New Global tools and vendors go through an extensive Data Risk Assessment Service (DRAS) to provide NSE privacy and confidentiality subject matter experts (SMEs) all the information needed for their approval or rejection. Local software tools and vendors are assessed through the Global Technology Operating Model (GTOM) process, meaning all relevant SMEs will review the application in one meeting from a privacy, security and IT perspective. This way Deloitte only cooperates with vendors that ensure the same level of data protection and confidentiality as Deloitte.

New assets that Deloitte develops for clients are subject to the Certify to Sell process which also includes privacy, confidentiality and security assessments. Moreover, to ensure employees operate in a privacy and confidentiality minded manner, privacy and security awareness is at the top of Deloitte’s training agenda. This is reflected in the “Secure the Future” privacy & security training that all employees must complete.

Deloitte Group Support Center is ISO: IEC 27001:2013 (Information security) certified. Conformity with this standard means that we have put an information security management system (ISMS) in place to manage risks related to the security of data owned or handled by Deloitte, and that this system respects all the best practices and principles enshrined in this International Standard.

Deloitte follows a well-defined data breach procedure in order to adequately address any data breach.

In 2022, we became ISO: IEC 22301 certified (Security & resilience). This is the international standard for Business Continuity Management (BCM). This framework helps us to prevent, prepare for, react and recover from disruptive incidents.

Activities in 2023/2024

As an emerging technology trend, the world has noticed the potential of Generative Artificial Intelligence (GenAI) such as OpenAI's ChatGPT, This global development will have impact on our way of working and service delivery. Throughout the reporting year, the RRL Confidentiality Privacy & Security office contributed to Deloitte’s trustworthy AI framework as our AI initiatives require adherence to the EU AI Act. The principles described in the EU AI Act are woven into our Trustworthy AI framework.

With a continuous development & improvement mindset, the RRL Confidentiality, Privacy & Security Office maintains the privacy policy, Record of Processing Activities (RoPA), and increases the robustness on the Privacy Champions Framework and Data Protection.

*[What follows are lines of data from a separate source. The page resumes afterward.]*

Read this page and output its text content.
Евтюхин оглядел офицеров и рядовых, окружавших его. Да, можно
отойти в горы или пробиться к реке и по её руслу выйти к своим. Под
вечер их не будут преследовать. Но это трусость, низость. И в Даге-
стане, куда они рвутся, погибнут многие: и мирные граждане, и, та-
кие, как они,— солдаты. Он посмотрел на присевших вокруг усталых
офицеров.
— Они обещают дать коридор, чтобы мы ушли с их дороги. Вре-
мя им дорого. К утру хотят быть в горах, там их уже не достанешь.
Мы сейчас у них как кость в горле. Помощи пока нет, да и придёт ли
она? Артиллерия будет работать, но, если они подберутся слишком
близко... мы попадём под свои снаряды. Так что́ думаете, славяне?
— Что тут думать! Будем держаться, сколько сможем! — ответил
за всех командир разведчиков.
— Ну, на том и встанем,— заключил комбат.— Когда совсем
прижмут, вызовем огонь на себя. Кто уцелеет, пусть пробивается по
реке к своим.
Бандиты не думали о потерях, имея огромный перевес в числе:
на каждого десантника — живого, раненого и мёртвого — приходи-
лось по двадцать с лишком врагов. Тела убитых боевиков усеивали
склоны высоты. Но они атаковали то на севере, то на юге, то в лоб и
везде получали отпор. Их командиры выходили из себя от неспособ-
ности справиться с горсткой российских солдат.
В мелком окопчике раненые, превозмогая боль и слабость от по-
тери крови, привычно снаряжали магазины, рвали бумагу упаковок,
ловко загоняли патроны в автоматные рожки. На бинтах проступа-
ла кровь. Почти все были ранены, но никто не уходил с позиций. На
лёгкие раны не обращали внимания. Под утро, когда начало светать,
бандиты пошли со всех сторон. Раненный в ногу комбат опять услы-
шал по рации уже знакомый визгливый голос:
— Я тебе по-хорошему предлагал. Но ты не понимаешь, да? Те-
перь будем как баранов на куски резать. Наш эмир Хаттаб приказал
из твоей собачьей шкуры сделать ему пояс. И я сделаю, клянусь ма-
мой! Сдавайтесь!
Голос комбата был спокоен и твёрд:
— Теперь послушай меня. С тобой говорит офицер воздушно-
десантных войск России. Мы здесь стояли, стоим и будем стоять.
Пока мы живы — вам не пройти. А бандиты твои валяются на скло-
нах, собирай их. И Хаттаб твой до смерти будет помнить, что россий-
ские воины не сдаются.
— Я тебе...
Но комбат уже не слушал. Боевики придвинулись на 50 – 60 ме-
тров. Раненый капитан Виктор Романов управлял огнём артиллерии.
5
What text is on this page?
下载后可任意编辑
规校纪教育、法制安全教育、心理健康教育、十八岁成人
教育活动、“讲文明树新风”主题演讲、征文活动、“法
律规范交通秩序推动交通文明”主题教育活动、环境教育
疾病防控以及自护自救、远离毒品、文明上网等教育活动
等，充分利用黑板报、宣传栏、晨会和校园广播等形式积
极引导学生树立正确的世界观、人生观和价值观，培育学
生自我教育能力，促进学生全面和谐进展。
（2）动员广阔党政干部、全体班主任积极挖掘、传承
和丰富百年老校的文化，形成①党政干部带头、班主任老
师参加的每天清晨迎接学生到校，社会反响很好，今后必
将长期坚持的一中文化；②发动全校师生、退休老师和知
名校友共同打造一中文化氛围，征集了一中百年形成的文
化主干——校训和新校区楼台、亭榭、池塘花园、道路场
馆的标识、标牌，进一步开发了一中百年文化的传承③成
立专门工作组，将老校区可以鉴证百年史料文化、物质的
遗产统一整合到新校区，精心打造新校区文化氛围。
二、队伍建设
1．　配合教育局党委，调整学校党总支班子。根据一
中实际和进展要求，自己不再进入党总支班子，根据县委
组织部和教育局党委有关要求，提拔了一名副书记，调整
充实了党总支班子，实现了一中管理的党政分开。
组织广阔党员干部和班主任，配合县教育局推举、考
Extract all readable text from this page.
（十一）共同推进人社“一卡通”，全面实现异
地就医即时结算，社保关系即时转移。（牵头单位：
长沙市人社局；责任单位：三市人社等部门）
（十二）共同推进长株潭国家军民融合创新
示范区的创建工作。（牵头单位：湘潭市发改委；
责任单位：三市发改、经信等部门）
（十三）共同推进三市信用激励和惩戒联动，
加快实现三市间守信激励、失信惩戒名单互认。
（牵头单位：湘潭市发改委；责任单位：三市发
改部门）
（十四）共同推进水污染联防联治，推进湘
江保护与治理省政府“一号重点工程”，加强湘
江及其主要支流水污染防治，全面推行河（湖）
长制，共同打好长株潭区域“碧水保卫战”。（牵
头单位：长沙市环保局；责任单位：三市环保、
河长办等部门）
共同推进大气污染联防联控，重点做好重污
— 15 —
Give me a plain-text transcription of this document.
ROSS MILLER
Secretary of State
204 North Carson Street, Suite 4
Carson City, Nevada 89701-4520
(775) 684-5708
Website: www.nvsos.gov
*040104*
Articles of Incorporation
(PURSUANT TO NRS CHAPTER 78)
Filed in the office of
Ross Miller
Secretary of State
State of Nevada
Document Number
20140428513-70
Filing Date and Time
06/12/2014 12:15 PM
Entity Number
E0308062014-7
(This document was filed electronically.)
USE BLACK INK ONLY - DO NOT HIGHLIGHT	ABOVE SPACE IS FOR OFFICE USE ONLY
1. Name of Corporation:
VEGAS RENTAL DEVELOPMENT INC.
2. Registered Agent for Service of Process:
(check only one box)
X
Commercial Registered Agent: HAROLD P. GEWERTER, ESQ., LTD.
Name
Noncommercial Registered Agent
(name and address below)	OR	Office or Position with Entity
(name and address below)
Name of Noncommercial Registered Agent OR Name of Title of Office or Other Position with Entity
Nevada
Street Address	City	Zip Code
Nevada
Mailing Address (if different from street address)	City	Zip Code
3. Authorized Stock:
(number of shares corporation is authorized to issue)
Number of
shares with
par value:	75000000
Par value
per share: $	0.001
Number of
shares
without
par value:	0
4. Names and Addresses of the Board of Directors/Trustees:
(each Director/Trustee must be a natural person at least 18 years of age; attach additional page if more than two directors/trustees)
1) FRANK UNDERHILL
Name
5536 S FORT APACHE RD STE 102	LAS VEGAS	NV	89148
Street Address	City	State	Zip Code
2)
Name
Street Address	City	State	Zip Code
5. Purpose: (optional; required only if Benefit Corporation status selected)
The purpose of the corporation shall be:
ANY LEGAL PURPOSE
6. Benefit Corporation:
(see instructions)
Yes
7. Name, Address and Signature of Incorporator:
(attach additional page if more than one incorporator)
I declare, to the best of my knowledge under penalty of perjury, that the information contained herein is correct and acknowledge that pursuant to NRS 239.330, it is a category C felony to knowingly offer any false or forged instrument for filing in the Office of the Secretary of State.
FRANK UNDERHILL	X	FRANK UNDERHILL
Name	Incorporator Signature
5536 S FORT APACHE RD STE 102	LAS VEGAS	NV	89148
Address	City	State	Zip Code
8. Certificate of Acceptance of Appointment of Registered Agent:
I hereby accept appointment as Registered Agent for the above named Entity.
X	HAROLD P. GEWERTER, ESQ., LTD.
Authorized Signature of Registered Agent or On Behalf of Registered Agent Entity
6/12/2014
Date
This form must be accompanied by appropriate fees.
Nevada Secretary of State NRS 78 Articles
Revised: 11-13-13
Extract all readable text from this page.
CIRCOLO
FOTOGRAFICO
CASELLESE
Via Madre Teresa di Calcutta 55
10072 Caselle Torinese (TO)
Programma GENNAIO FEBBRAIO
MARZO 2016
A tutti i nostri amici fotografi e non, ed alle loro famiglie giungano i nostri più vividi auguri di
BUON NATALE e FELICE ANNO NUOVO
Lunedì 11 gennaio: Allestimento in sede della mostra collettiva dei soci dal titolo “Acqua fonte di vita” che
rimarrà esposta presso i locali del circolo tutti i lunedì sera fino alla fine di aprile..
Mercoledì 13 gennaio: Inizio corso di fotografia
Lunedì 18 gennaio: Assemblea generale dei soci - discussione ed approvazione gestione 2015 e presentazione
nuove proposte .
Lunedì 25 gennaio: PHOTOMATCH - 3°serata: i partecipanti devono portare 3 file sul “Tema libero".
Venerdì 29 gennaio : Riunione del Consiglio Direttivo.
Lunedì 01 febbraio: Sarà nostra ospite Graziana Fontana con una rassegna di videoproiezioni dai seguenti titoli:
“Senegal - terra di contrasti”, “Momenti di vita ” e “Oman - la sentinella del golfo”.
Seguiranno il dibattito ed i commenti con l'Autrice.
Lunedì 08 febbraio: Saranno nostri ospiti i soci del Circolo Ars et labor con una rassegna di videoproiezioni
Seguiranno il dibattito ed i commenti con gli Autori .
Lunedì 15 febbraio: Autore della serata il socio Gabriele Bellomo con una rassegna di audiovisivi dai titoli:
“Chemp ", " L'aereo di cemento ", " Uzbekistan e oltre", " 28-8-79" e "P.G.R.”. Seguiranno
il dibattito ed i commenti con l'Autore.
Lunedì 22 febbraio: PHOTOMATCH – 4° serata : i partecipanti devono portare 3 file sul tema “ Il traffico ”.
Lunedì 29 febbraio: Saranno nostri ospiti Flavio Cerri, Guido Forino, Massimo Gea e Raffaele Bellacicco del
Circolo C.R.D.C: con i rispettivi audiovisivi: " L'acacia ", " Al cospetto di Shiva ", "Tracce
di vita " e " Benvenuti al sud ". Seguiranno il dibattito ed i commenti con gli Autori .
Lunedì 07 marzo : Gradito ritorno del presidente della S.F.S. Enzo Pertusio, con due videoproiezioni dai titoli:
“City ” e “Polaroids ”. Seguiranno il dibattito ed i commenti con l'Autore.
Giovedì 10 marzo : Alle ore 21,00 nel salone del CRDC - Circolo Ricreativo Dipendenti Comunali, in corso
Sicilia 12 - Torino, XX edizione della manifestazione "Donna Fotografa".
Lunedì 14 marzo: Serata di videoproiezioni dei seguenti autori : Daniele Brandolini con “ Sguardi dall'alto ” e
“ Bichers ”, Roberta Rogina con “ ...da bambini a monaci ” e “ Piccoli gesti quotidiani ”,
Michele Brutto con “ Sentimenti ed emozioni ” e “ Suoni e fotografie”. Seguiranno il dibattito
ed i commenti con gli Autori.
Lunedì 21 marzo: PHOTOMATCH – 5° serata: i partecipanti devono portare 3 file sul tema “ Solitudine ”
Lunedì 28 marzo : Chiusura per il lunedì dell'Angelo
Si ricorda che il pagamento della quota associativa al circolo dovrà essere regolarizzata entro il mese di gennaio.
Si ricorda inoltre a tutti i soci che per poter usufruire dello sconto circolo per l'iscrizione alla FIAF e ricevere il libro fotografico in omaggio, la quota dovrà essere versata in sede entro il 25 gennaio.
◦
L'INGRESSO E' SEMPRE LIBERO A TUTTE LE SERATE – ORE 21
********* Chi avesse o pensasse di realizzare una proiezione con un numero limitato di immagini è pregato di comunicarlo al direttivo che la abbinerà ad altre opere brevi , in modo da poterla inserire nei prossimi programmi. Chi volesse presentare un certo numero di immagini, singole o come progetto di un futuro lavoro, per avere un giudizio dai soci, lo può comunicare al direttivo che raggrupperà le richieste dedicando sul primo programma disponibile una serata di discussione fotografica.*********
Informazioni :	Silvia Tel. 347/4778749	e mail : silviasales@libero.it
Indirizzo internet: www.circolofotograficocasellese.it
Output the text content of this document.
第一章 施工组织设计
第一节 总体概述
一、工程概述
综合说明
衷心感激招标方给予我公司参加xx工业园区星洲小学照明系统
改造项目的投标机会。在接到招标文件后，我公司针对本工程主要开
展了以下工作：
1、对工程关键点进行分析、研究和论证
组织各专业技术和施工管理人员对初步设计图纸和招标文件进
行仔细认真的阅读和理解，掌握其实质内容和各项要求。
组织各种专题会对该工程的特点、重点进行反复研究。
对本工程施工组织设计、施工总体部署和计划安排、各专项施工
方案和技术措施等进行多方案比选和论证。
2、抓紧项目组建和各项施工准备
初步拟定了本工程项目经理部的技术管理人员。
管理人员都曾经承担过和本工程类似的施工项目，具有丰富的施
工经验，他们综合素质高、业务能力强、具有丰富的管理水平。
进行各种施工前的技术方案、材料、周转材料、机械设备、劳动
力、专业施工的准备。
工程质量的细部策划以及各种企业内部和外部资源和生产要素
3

We are maintaining the ISO: IEC 27001:2013 & ISO: IEC 22301 controls and are currently preparing for the upcoming NIS2 (Incident reporting), DORA (Digital operational resilience) directives.

We continue to investigate other emerging technologies like Quantum Encryption to determine how these technologies will impact our data security and are looking into the maturity of post-quantum encryption algorithms.

Results

Despite our efforts, in 2023/2024, 76 incidents were internally reported of which 28 concerned personal data incidents. We received no complaints regarding breaches of client privacy or loss of customer data. In one instance, we notified personal data breaches to the supervisory authority in conformity with the legal requirements of the ‘Wet meldplicht datalekken’ (Law on mandatory reporting of data leaks).